3 giugno
(una canzone country contro il panico)
Di rapine e di colpacci Soderbergh ne ha già filmati un sacco. Tutte robe dove personaggi dalla spiccata personalità cercano il modo di fregare il sistema.
In questo ultimo lavoro incrocia le dinamiche del film di rapina con uno sguardo ai temi sociali già trattati in Erin Brockowich o in Bubble.
Jimmy Logan è un ragazzone tutto cuore che viene licenziato in uno di quei tipici gabbiotti in finto legno dove i capicantiere pagano o congedano gli operai. La sua vita pare ostacolata più dalla burocrazia che dalla leggera zoppia che si trascina. Vede la figlioletta in alternanza con l’ex moglie, il suo telefono è staccato per morosità, e quando rimane senza lavoro si decide a derubare l’autodromo cittadino.
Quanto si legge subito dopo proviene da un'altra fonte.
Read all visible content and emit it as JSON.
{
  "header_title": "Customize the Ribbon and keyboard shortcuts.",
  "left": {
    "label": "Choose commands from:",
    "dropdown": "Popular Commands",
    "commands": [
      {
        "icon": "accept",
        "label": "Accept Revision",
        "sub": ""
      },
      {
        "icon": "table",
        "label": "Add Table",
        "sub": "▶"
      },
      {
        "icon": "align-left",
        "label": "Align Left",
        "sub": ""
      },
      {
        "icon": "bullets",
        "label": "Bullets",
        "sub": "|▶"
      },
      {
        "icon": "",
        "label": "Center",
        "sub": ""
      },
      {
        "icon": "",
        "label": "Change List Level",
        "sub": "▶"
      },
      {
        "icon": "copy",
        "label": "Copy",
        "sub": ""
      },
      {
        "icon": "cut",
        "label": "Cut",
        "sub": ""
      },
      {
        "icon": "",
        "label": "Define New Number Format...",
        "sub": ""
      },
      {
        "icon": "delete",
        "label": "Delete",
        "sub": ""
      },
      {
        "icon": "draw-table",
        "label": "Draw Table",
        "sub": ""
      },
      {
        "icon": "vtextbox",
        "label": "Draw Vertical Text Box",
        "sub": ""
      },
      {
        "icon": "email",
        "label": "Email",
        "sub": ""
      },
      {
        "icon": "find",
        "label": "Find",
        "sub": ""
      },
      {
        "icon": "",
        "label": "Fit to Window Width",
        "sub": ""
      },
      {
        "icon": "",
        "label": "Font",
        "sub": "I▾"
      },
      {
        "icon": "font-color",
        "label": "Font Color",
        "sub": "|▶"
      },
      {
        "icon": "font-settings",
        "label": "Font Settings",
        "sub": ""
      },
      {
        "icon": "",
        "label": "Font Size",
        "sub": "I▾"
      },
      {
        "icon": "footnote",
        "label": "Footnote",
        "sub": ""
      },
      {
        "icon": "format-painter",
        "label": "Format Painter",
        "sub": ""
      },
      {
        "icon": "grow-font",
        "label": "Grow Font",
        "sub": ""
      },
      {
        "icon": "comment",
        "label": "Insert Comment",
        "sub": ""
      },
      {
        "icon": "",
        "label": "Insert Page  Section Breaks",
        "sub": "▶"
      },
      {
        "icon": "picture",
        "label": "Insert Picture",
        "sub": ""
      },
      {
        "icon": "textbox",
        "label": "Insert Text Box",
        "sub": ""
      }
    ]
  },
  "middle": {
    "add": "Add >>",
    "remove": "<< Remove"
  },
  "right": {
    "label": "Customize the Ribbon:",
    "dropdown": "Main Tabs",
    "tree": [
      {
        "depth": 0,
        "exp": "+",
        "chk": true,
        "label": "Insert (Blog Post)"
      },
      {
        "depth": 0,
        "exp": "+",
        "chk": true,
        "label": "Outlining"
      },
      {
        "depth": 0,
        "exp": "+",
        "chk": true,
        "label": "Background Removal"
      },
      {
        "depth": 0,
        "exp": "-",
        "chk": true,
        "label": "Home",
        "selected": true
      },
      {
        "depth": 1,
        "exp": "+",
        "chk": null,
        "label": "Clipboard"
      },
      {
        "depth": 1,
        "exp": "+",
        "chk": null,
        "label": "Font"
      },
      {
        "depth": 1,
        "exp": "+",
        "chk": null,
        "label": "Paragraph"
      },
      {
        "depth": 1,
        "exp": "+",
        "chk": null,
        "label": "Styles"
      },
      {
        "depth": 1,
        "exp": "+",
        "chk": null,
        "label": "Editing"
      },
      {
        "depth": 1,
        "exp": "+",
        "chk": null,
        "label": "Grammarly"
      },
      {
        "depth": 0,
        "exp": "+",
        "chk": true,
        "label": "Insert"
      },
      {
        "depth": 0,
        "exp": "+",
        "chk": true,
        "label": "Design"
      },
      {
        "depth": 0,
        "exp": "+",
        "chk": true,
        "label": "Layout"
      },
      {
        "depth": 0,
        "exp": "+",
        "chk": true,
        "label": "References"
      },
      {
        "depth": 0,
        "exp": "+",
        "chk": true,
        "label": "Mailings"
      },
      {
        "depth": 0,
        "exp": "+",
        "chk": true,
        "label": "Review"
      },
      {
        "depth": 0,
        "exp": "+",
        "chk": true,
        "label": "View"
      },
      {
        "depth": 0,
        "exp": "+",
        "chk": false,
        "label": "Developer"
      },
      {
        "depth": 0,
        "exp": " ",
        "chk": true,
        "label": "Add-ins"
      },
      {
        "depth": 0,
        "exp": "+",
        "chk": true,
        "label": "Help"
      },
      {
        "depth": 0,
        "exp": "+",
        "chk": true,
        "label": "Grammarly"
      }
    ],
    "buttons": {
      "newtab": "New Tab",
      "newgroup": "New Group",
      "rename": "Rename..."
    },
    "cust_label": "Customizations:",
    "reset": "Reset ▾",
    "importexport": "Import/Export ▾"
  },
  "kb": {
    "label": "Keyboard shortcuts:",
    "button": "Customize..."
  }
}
Jimmy però deve fare il colpo con il fratello, un barista monco reduce di guerra, convinto che sui Logan pesi una maledizione che inibisca ogni possibile lieto fine. Della famiglia fa parte anche la sorella Mellie, sveglia e attraente, in tutto e per tutto la reincarnazione della strepitosa Daisy di Hazzard.
Siamo nel West Virginia, non uno degli Stati Centrali, ma ficcato abbastanza in mezzo per non essere considerato nè Nord, nè Sud. Gente abituata a lavorare, magari di poco gusto e di poche finezze, ma affezionata a uno spirito pane e salame, che viene ritratta dal regista con molto affetto, adottando i modi della commedia e i tempi del film d’azione per far emergere gli elementi del degrado sociale di una provincia rincoglionita dagli show e privata di ogni assistenza, dove alla fine i più svegli sono i meno svegli.
Il piano strampalato dei Logan prevede infatti il supporto di comprimari altrettanto bizzarri: artificieri dalla dubbia affidabilità, cugini di campagna, e galeotti vestiti a righe come nelle vecchie comiche di Chaplin. Tutti dovranno concorrere alla riuscita di un piano in cui ogni dettaglio pare abbandonato al caso. Ma occhio alla Maledizione dei Logan! Che dentro una baraonda di cavilli e incastri fortuiti può sempre trovare la strada per rovinare la festa.
Comunque vada, grazie allo sguardo amorevole dell’autore, alle prove brillanti di un grande cast, e soprattutto a una fotografia caldissima, alla fine della corsa restano belle sensazioni e una gran voglia di abbracciarla e di essere abbracciati da questa gente un po’ svitata, testimoni distratti di un mondo che non risponde più a nessuna logica se non a quella dei moduli e dei call-center.
E allora facciamocelo un bicchiere, che in fondo è solo un altro “modo per allontanare il baratro”…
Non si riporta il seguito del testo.